Pleurodontagama Temporal range: Late Cretaceous

Scientific classification
- Domain: Eukaryota
- Kingdom: Animalia
- Phylum: Chordata
- Class: Reptilia
- Order: Squamata
- Suborder: Iguania
- Genus: †Pleurodontagama Borsuk-Białynicka and Moody, 1984
- Type species: †Pleurodontagama aenigmatodes Borsuk-Białynicka and Moody, 1984

= Pleurodontagama =

Extinct genus of lizards

Pleurodontagama is an extinct genus of iguanian lizard from the Late Cretaceous of Mongolia. The type species, Pleurodontagama aenigmatodes, was named in 1984 on the basis of a mostly complete skull and isolated lower jaw from a fossil locality called Khermeen Tsav. It has a wide skull with a flat snout, large eye sockets, and small bumps on the surfaces of the bones.
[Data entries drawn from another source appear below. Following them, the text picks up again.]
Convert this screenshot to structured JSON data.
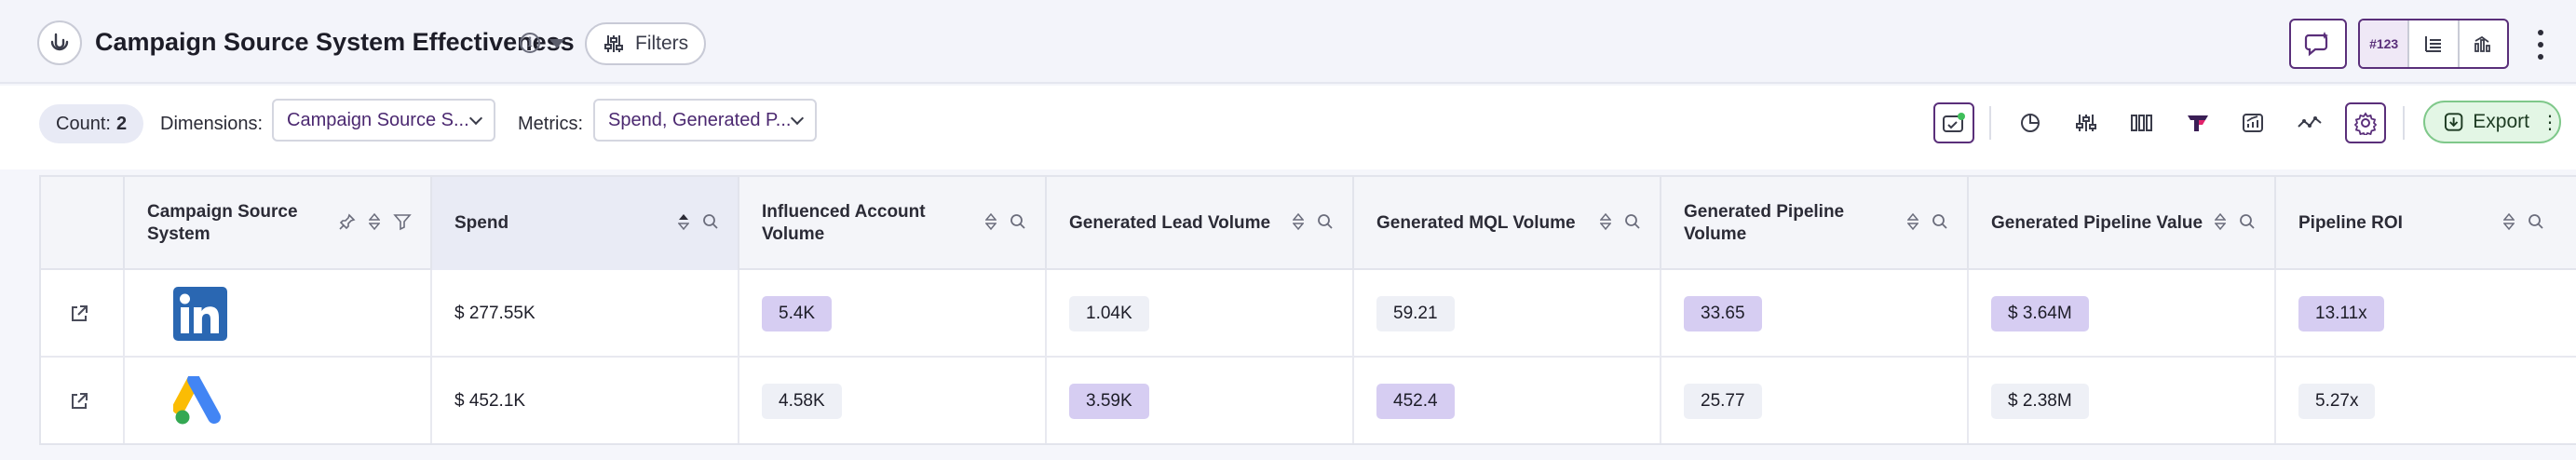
{
  "header": {
    "title": "Campaign Source System Effectiveness",
    "filters_label": "Filters",
    "view_toggle": [
      "#123",
      "table-icon",
      "chart-icon"
    ],
    "info_glyph": "i"
  },
  "toolbar": {
    "count_label": "Count:",
    "count_value": "2",
    "dimensions_label": "Dimensions:",
    "dimensions_value": "Campaign Source S...",
    "metrics_label": "Metrics:",
    "metrics_value": "Spend, Generated P...",
    "export_label": "Export"
  },
  "table": {
    "columns": [
      "",
      "Campaign Source System",
      "Spend",
      "Influenced Account Volume",
      "Generated Lead Volume",
      "Generated MQL Volume",
      "Generated Pipeline Volume",
      "Generated Pipeline Value",
      "Pipeline ROI"
    ],
    "rows": [
      {
        "source_icon": "linkedin-logo",
        "spend": "$ 277.55K",
        "influenced": "5.4K",
        "leads": "1.04K",
        "mql": "59.21",
        "pipeline_volume": "33.65",
        "pipeline_value": "$ 3.64M",
        "roi": "13.11x"
      },
      {
        "source_icon": "google-ads-logo",
        "spend": "$ 452.1K",
        "influenced": "4.58K",
        "leads": "3.59K",
        "mql": "452.4",
        "pipeline_volume": "25.77",
        "pipeline_value": "$ 2.38M",
        "roi": "5.27x"
      }
    ]
  },
  "colors": {
    "accent": "#5a2f7a",
    "highlight_chip": "#d6cdf2",
    "neutral_chip": "#eef0f6",
    "export_bg": "#e3f6e5"
  }
}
Pleurodontagama was initially classified in the family Priscagamidae, which is usually grouped in a large clade of iguanians called Acrodonta, members of which are characterized by an "acrodont" dentition in which the teeth grow from the margins of the jaws. However, Pleurodontagama is unusual in that it has a sub-pleurodont dentition, meaning that some of its teeth grow from the inner surfaces of the jaw. There is also evidence to suggest that its teeth may have been continuously replaced throughout life, as opposed to the permanent teeth of acrodontans. Pleurodontagama may have been a transitional form between the derived acrodont type and the pleurodont type inferred for the ancestors of Acrodonta.